Представившись, Анна Германовна попросила в рамках обыска квартиры выдать ей одежду и обувь, которые описал ей Крохин-младший. К удивлению Захарьиной, Екатерина Михайловна не стала устраивать истерик, сопротивляться и создавать ненужные помехи. Она знала, что ее муж задержан, знала предъявленные ему обвинения и готовилась посетить районный суд Москвы, где будет слушаться дело о выборе меры пресечения.
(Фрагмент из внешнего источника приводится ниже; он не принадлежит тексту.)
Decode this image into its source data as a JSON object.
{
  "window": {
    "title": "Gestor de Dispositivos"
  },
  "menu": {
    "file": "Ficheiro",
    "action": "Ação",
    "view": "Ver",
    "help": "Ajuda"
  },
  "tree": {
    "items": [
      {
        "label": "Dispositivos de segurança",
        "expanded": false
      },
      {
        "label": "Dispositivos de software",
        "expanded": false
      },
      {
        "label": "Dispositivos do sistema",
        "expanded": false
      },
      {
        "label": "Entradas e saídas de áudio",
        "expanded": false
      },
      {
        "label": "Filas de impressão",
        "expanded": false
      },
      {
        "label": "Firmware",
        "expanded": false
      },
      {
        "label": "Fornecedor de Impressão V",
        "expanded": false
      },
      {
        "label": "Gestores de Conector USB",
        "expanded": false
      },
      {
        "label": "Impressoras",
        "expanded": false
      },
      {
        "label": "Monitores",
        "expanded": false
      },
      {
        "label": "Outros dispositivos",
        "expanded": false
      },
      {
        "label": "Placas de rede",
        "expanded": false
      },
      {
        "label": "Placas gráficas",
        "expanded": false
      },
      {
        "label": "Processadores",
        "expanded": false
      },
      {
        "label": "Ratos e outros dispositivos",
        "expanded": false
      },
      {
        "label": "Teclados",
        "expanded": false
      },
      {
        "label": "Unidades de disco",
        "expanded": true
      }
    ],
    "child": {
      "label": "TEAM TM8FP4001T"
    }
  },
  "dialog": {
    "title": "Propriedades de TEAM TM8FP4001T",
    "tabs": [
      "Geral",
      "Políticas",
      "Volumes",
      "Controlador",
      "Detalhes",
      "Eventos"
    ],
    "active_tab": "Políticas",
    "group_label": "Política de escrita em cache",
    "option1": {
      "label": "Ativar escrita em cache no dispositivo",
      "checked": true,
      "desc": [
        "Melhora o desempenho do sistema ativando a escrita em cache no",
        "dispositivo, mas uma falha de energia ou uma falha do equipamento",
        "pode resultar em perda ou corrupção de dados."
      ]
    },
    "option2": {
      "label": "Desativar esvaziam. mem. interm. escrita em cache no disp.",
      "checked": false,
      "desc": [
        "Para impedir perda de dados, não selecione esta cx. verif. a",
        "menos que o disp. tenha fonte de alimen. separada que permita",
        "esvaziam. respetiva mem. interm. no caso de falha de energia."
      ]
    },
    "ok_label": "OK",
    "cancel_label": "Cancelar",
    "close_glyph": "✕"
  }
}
Через три минуты она вынесла в целлофановом пакете все указанные предметы одежды и обуви и по списку вручила их Любови Николаевне. Затем она спросила незваных гостей, не нужно ли им еще чего и можно ли считать процедуру законченной.
– Может, выпьете чаю в нашей скромной квартире? – натянутым голосом поинтересовалась Екатерина Михайловна. Причем скромная квартира, по мнению Анны, не была такой уж и скромной. «Метраж никак не меньше 120 квадратных метров. И это на двоих. Не слабо. Для Москвы очень дорого», – оценила Захарьина жилье Брахмана и его супруги.
Анна бросила быстрый взгляд на хозяйку квартиры и мгновенно поняла, какой ужас, горе и отчаяние поселились в душе этой женщины. Вся ее доброжелательность, собранность и четкость были не больше, чем декорация, за которой скрывались тревога и страх за любимого человека. «Сколько же она его ждала – двадцать лет, кажется?» – подумала Захарьина.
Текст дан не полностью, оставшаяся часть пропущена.